Takes a recorded WAV file (from GQRX, SDR#, etc.) and decodes the raw image. Later you can rotate the image and adjust the contrast with something like GIMP or Photoshop.

Works with WAV files of any sample rate, 32 bit float or 16 bit integer encoded. When loading audio files with more than one channel (stereo), only the first one is used.


Run by clicking the executable, or from terminal without arguments. You can do two things:

  • Decode a WAV file into a PNG.

  • Resample a WAV into another WAV, this is useful if you want to try a program like atp-dec/apt-dec that requires a specific sample rate.



$ ./noaa-apt --help
  ./target/debug/noaa-apt [OPTIONS] [INPUT_FILENAME]

Decode NOAA APT images from WAV files. Run without arguments to launch the GUI

Positional arguments:
  input_filename        Input WAV file.

Optional arguments:
  -h,--help             Show this help message and exit
  -v,--version          Show version and quit.
  -d,--debug            Print debugging messages.
  -q,--quiet            Don't print info messages.
  --wav-steps           Export a WAV for every step of the decoding process for
                        debugging, the files will be located on the current
                        folder, named {number}_{description}.wav
                        Export a WAV for the expanded and filtered signal on
                        the resampling step. Very expensive operation, can take
                        several GiB of both RAM and disk. --wav-steps should be
  --no-sync             Disable syncing, useful when the sync frames are noisy
                        and the syncing attempts do more harm than good.
  -c,--contrast CONTRAST
                        Contrast adjustment method for decode. Possible values:
                        "98_percent", "telemetry" or "disable". 98 Percent used
                        by default.
  -o,--output FILENAME  Set output path. When decoding images the default is
                        './output.png', when resampling the default is
  -r,--resample SAMPLE_RATE
                        Resample WAV file to a given sample rate, no APT image
                        will be decoded.

Advanced settings



Upside down images

These satellites have polar orbits, so sometimes you see them go from north to south and sometimes from south to north. If the satellite went from south to north you should rotate the image.

Bad contrast, dark images

The program tries to adjust the contrast with a conservative method, you can try another one, check the advanced settings.

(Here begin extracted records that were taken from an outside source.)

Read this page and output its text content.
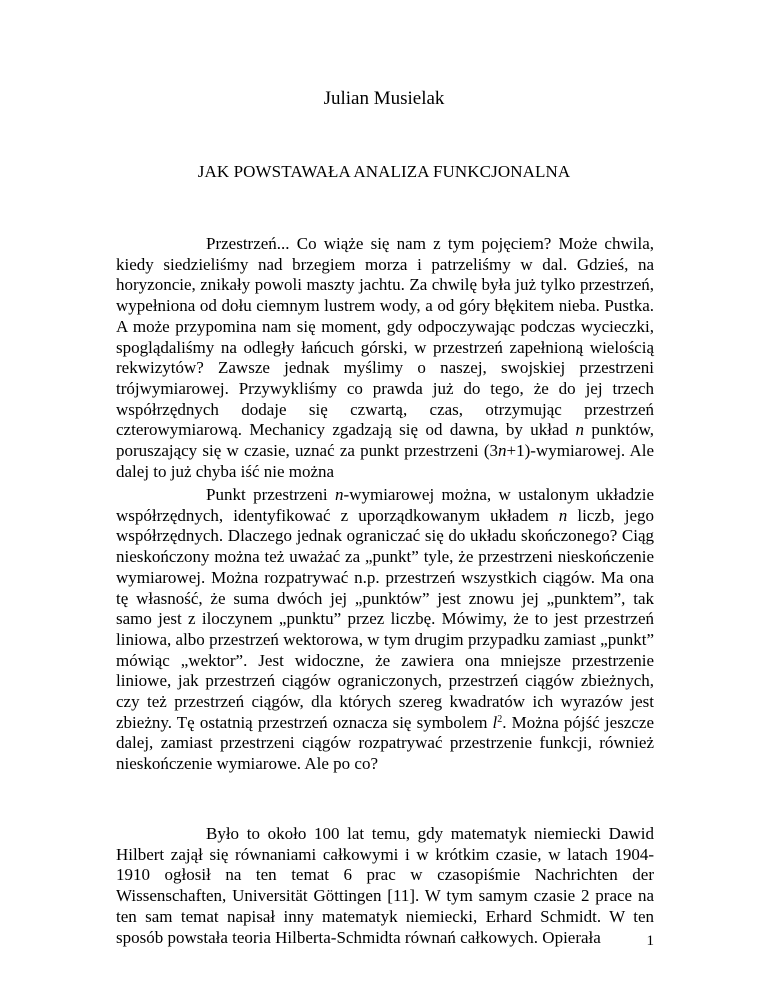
Julian Musielak
JAK POWSTAWAŁA ANALIZA FUNKCJONALNA

Przestrzeń... Co wiąże się nam z tym pojęciem? Może chwila, kiedy siedzieliśmy nad brzegiem morza i patrzeliśmy w dal. Gdzieś, na horyzoncie, znikały powoli maszty jachtu. Za chwilę była już tylko przestrzeń, wypełniona od dołu ciemnym lustrem wody, a od góry błękitem nieba. Pustka. A może przypomina nam się moment, gdy odpoczywając podczas wycieczki, spoglądaliśmy na odległy łańcuch górski, w przestrzeń zapełnioną wielością rekwizytów? Zawsze jednak myślimy o naszej, swojskiej przestrzeni trójwymiarowej. Przywykliśmy co prawda już do tego, że do jej trzech współrzędnych dodaje się czwartą, czas, otrzymując przestrzeń czterowymiarową. Mechanicy zgadzają się od dawna, by układ n punktów, poruszający się w czasie, uznać za punkt przestrzeni (3n+1)-wymiarowej. Ale dalej to już chyba iść nie można

Punkt przestrzeni n-wymiarowej można, w ustalonym układzie współrzędnych, identyfikować z uporządkowanym układem n liczb, jego współrzędnych. Dlaczego jednak ograniczać się do układu skończonego? Ciąg nieskończony można też uważać za „punkt” tyle, że przestrzeni nieskończenie wymiarowej. Można rozpatrywać n.p. przestrzeń wszystkich ciągów. Ma ona tę własność, że suma dwóch jej „punktów” jest znowu jej „punktem”, tak samo jest z iloczynem „punktu” przez liczbę. Mówimy, że to jest przestrzeń liniowa, albo przestrzeń wektorowa, w tym drugim przypadku zamiast „punkt” mówiąc „wektor”. Jest widoczne, że zawiera ona mniejsze przestrzenie liniowe, jak przestrzeń ciągów ograniczonych, przestrzeń ciągów zbieżnych, czy też przestrzeń ciągów, dla których szereg kwadratów ich wyrazów jest zbieżny. Tę ostatnią przestrzeń oznacza się symbolem $l^2$. Można pójść jeszcze dalej, zamiast przestrzeni ciągów rozpatrywać przestrzenie funkcji, również nieskończenie wymiarowe. Ale po co?

Było to około 100 lat temu, gdy matematyk niemiecki Dawid Hilbert zajął się równaniami całkowymi i w krótkim czasie, w latach 1904-1910 ogłosił na ten temat 6 prac w czasopiśmie Nachrichten der Wissenschaften, Universität Göttingen [11]. W tym samym czasie 2 prace na ten sam temat napisał inny matematyk niemiecki, Erhard Schmidt. W ten sposób powstała teoria Hilberta-Schmidta równań całkowych. Opierała	1
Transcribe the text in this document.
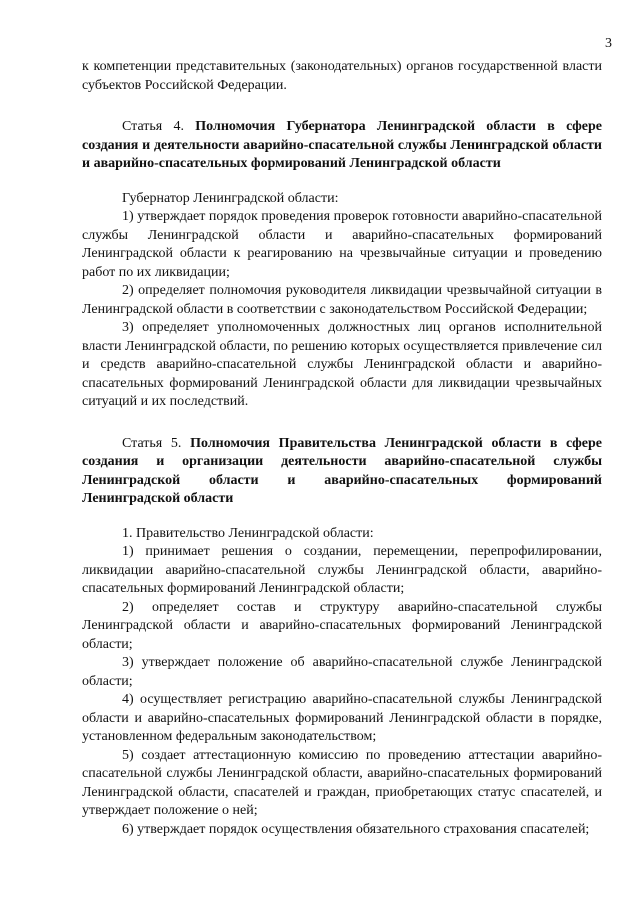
3

к компетенции представительных (законодательных) органов государственной власти субъектов Российской Федерации.

Статья 4. Полномочия Губернатора Ленинградской области в сфере создания и деятельности аварийно-спасательной службы Ленинградской области и аварийно-спасательных формирований Ленинградской области

Губернатор Ленинградской области:

1) утверждает порядок проведения проверок готовности аварийно-спасательной службы Ленинградской области и аварийно-спасательных формирований Ленинградской области к реагированию на чрезвычайные ситуации и проведению работ по их ликвидации;

2) определяет полномочия руководителя ликвидации чрезвычайной ситуации в Ленинградской области в соответствии с законодательством Российской Федерации;

3) определяет уполномоченных должностных лиц органов исполнительной власти Ленинградской области, по решению которых осуществляется привлечение сил и средств аварийно-спасательной службы Ленинградской области и аварийно-спасательных формирований Ленинградской области для ликвидации чрезвычайных ситуаций и их последствий.

Статья 5. Полномочия Правительства Ленинградской области в сфере создания и организации деятельности аварийно-спасательной службы Ленинградской области и аварийно-спасательных формирований Ленинградской области

1. Правительство Ленинградской области:

1) принимает решения о создании, перемещении, перепрофилировании, ликвидации аварийно-спасательной службы Ленинградской области, аварийно-спасательных формирований Ленинградской области;

2) определяет состав и структуру аварийно-спасательной службы Ленинградской области и аварийно-спасательных формирований Ленинградской области;

3) утверждает положение об аварийно-спасательной службе Ленинградской области;

4) осуществляет регистрацию аварийно-спасательной службы Ленинградской области и аварийно-спасательных формирований Ленинградской области в порядке, установленном федеральным законодательством;

5) создает аттестационную комиссию по проведению аттестации аварийно-спасательной службы Ленинградской области, аварийно-спасательных формирований Ленинградской области, спасателей и граждан, приобретающих статус спасателей, и утверждает положение о ней;

6) утверждает порядок осуществления обязательного страхования спасателей;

If the image needs more contrast you can adjust it with an image editor. I use GIMP and the tool Colors > Levels. You can pick a white spot and a black spot as you can see on this screenshot.

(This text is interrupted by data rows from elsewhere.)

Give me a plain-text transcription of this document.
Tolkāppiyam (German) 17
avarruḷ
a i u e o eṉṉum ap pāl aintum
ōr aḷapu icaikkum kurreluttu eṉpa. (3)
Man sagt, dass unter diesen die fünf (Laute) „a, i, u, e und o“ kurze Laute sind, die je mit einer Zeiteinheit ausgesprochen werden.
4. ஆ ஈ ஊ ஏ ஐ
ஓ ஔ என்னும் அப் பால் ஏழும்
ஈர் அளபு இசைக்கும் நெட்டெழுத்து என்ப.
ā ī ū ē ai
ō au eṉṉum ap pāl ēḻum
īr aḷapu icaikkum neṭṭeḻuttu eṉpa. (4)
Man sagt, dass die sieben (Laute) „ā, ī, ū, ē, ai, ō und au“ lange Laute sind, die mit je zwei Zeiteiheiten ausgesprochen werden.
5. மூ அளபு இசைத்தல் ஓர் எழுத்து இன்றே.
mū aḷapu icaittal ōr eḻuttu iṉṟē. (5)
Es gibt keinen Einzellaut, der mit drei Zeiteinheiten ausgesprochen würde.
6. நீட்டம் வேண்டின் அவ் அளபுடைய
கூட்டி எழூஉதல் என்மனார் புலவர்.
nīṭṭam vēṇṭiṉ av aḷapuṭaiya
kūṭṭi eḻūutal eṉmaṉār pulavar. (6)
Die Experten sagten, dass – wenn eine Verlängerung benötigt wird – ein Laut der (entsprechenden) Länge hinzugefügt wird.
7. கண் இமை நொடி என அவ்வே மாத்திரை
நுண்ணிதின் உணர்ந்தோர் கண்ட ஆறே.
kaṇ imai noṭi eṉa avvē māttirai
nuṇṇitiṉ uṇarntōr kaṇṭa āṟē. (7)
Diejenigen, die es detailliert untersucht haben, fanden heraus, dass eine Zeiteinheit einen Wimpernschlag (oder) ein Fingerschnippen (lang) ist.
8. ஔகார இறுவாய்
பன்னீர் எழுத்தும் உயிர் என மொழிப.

Contrast correction using GIMP


This program starts a new line when it receives a sync frame (those seven white and black stripes), works well if the signal has clear sync frames.

The first time I recorded a NOAA APT signal using a FM amateur radio the bright parts had lot’s of noise (had saturation when receiving white, I don’t know why), the sync frames were really low quality and the alignment was really bad. Anyways, when using SDR that doesn’t happen.

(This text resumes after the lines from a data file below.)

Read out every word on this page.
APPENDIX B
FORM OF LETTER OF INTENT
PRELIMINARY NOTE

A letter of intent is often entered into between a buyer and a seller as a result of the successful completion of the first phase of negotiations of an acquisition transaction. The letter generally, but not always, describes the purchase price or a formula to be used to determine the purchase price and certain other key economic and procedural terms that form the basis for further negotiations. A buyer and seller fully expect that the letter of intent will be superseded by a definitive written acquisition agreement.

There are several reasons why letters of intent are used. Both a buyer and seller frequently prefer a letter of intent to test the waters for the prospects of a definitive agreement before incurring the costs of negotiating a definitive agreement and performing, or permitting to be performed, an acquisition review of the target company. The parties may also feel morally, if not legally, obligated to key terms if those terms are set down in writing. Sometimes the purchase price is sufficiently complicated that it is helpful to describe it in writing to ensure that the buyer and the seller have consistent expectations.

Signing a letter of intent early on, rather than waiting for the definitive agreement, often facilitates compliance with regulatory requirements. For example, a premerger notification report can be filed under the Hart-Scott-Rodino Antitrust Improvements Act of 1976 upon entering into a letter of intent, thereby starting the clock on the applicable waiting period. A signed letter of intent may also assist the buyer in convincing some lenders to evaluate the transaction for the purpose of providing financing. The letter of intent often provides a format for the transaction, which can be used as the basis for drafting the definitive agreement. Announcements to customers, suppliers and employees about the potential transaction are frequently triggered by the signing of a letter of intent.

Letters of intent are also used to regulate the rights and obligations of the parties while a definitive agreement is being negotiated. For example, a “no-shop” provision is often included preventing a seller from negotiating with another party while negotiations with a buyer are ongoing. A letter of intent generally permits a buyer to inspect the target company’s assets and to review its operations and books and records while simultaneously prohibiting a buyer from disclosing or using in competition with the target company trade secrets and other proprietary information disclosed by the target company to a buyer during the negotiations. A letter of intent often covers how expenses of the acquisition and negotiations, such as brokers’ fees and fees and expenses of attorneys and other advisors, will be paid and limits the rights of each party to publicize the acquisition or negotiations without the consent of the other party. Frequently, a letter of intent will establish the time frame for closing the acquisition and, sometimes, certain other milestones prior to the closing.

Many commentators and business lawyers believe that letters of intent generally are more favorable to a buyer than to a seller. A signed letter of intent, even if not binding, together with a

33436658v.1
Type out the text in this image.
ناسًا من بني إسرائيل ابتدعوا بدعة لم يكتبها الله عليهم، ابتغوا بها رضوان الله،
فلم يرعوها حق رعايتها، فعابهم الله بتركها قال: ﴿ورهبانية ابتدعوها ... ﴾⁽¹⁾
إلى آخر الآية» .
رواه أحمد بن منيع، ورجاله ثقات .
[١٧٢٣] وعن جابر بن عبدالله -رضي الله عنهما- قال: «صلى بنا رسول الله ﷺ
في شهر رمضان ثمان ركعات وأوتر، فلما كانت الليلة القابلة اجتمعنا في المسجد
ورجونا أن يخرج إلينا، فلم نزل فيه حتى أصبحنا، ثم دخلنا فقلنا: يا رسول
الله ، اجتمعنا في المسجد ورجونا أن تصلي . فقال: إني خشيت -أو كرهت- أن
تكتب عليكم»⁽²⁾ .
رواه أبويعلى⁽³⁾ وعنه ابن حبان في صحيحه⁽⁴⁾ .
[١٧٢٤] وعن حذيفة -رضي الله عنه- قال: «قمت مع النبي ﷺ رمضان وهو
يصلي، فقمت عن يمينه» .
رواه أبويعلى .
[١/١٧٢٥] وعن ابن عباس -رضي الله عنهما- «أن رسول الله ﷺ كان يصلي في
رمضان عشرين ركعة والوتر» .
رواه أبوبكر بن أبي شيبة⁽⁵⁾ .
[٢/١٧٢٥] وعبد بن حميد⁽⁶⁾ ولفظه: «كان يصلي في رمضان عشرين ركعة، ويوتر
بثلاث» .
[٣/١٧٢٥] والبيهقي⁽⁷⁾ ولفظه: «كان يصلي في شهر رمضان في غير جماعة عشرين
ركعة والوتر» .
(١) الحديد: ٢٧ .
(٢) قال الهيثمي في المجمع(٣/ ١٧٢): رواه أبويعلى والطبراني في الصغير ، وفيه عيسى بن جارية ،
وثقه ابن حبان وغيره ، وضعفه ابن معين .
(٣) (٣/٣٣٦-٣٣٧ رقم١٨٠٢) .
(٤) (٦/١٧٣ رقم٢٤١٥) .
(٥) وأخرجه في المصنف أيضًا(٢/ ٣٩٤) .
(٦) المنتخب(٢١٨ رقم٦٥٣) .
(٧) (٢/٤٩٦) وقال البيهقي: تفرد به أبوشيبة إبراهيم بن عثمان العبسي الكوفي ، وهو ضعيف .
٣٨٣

Every decoder I’ve tested, excluding WXtoIMG, has the same problem.

You can disable the syncing (on GUI there is a checkbox, for commandline the option is --no-sync). Then you should manually edit and straighten the image.

Example of syncing problems


Sometimes the reception is bad and you should try receiving another pass, maybe with a better antenna.

Example of noise

Something strange

You can set the option to export a WAV file with the samples used in each step of the decoding process, then open each WAV on something like Audacity to see where things went wrong. I use Audacity because it shows the samples clearly and Analyze > Plot Spectrum is really useful.